- Other names: Posterior tibial tendonitis, posterior tibial tendon insufficiency, PTTD
- Specialty: Orthopedics, podiatry
- Symptoms: Pain in the feet and ankles; movement difficulties
- Usual onset: Usually over 40
- Causes: Repetitive microtrauma
- Diagnostic method: Radiographing
- Treatment: Immobilization via boot and physical therapy, custom orthotics
- Prognosis: Relatively good
- Frequency: 3.3 to 10%

= Posterior tibial tendon dysfunction =

Medical condition in which foot/ankle tendon ruptures

Posterior tibial tendon dysfunction is the dysfunction of the posterior tibial tendon. It is a progressive disease that has four stages and is the most common cause of adult flatfoot.

== Causes ==
Agreed-upon risk factors include: obesity; hypertension; diabetes; previous injuries; joint disorders; prior disorders; and steroid use.

There have been many proposals for the cause, however the most common one is repetitive microtraumas leading to failure. However, a retromalleolar hypovascular region exists in the area and may contribute to the disease. When autopsied, cadavers with the disease show decreased blood supply. The position of the tendon is also thought to contribute, as it makes a sharp turn around the medial malleolus, putting a lot of tension on the tendon. Other proposed causes include constriction underneath the flexor retinaculum, talus abnormalities, osteoarthritis, and preexisting flatfoot. Often, the onset can occur after extensive physical activity, or injury.

== Symptoms ==

=== Stages ===
Stage 1: Tendon is intact, but damaged.

Stage 2: Tendon has ruptured. Foot begins to deform.

Stage 3: The foot is significantly deformed. Cartilage begins to degenerate.

Stage 4: Ankle joint begins to degenerate.

In early stages, patients will describe foot and ankle pain. Swelling will also be present. Patients often have difficulty standing on their toes, difficulty walking on uneven surfaces, difficulty walking up and down stairs, and unusual or uneven wear on shoes.

In later stages, the arches collapse, the ankle rolls inwards, and the ankle joint begins to degenerate. Often toes are flared due to the valgus alignment of the foot. The patient will often lose the ability to raise their heel in the affected limb.

== Diagnosis ==
Imaging is the primary method of diagnosis; however, physical evaluation will often be used to determine if more testing is required. Imaging can include x-rays, MRIs, CT scans, and ultrasounds.

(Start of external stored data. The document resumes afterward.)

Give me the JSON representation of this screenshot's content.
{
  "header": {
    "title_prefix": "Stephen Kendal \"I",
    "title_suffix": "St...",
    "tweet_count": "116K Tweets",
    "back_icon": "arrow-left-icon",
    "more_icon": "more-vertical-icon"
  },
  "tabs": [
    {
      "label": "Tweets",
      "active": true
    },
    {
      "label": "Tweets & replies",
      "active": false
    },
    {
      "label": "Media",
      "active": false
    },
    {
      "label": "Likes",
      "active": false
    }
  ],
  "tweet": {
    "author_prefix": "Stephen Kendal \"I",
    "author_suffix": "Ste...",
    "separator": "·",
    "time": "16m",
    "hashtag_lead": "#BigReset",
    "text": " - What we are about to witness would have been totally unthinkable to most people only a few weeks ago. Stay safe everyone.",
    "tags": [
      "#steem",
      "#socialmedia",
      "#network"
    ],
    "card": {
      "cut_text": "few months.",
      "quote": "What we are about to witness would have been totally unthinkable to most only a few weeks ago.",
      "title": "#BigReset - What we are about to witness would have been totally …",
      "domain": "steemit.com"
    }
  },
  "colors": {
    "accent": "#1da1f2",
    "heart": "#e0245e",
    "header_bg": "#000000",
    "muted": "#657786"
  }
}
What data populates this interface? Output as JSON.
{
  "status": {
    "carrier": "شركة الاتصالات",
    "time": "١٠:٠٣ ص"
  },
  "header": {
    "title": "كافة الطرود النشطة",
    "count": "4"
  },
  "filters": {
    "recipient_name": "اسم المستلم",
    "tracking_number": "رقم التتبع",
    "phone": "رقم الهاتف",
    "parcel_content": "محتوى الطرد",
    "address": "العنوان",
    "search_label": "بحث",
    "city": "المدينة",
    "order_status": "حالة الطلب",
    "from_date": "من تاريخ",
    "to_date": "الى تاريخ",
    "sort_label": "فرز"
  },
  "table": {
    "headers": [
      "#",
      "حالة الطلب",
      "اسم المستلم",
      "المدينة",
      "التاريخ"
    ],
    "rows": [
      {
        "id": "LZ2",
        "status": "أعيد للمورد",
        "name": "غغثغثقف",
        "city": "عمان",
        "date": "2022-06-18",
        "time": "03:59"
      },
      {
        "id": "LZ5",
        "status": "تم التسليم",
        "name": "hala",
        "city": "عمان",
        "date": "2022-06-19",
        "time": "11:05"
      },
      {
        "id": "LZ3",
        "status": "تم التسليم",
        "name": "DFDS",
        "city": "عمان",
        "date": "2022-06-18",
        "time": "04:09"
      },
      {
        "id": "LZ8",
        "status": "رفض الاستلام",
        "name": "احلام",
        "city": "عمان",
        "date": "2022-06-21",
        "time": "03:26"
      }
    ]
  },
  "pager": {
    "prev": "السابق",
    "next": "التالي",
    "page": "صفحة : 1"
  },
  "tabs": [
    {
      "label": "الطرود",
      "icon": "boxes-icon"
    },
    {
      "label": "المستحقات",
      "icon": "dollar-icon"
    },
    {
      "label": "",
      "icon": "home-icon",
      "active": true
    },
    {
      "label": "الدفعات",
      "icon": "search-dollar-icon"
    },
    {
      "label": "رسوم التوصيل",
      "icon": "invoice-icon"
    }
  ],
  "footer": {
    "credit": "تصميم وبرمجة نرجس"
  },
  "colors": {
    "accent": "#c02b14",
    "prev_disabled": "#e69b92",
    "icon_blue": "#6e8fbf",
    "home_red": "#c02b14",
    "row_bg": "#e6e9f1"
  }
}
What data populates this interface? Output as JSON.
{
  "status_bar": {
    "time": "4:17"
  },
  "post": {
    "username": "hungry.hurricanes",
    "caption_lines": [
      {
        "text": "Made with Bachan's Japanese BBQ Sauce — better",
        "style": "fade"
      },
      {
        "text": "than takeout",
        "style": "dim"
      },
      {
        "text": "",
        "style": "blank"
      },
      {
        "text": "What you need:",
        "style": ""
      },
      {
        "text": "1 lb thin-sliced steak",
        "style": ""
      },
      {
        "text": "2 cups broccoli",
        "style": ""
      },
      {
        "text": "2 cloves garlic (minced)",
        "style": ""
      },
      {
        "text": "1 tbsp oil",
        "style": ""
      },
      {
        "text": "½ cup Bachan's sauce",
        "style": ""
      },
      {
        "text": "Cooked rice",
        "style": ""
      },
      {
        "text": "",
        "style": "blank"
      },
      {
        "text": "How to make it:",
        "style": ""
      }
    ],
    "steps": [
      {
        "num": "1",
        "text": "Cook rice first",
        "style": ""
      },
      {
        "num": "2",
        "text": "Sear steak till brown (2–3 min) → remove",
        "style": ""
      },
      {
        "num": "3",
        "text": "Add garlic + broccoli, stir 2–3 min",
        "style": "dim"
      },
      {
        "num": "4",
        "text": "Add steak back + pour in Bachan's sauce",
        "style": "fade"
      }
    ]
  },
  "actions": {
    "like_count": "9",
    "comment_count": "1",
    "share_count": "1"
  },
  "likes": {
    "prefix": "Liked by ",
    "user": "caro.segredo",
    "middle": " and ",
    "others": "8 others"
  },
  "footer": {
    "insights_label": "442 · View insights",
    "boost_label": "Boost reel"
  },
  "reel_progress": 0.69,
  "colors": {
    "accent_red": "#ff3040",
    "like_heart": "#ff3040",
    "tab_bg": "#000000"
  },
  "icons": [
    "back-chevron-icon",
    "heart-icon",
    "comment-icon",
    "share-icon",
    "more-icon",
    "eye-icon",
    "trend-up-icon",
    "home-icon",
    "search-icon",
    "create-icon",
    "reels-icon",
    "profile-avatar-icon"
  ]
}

=== Differential diagnosis ===
While the symptoms of PTTD are usually distinct, there are still similar conditions that should be considered.

- Tarsal coalition
- Inflammatory arthritis
- Charcot arthropathy
- Neuromuscular disease
- Traumatic disruption of midfoot ligaments

== Treatment ==
Treatment is dependent on the stage the disease is at, and certain factors such as the patient being elderly.

=== Conservative treatments ===

- Prolonged rest
- Cryotherapy
- Anti-inflammatory drugs
- Walking boot/cast for up to four weeks
- Physical therapy
- Custom molded orthotics (if physical therapy is effective)

=== Surgical treatments ===
If physical therapy fails, patients will often be referred for surgery.Surgery procedures become more invasive as the condition progresses.

- Tenosynovectomy with tubularization
- Medial calcaneal osteotomy with posterior tendon debridement and repair
- Flexor digitorum tendon (FDL) transfer
- Spring ligament reconstruction
- Achilles tendon lengthening
- Lateral column lengthening
- Isolated subtalar joint arthrodesis
- Medial double arthrodesis
- Triple arthrodesis common
- Deltoid ligament reconstruction
- Total ankle arthroplasty with replacement
- Tibiotalocalcaneal arthrodesis
- Valgus alignment
- Pantalar arthrodesis

== Complications ==
General complications include:

- Thromboembolic events
- Infection
- Wound dehiscence
- Neurologic injury
- Painful hardware

As most as of these complications stem from improper postoperative/rehabilitative care, they can generally be prevented by the right care plan being put in place.

== Prognosis ==
Prognosis is usually good, especially if caught in early stages and patient makes sure to not overextend themselves during recovery. Once disease reaches later stages, residual damage will be unavoidable, no matter how many reconstructions are done.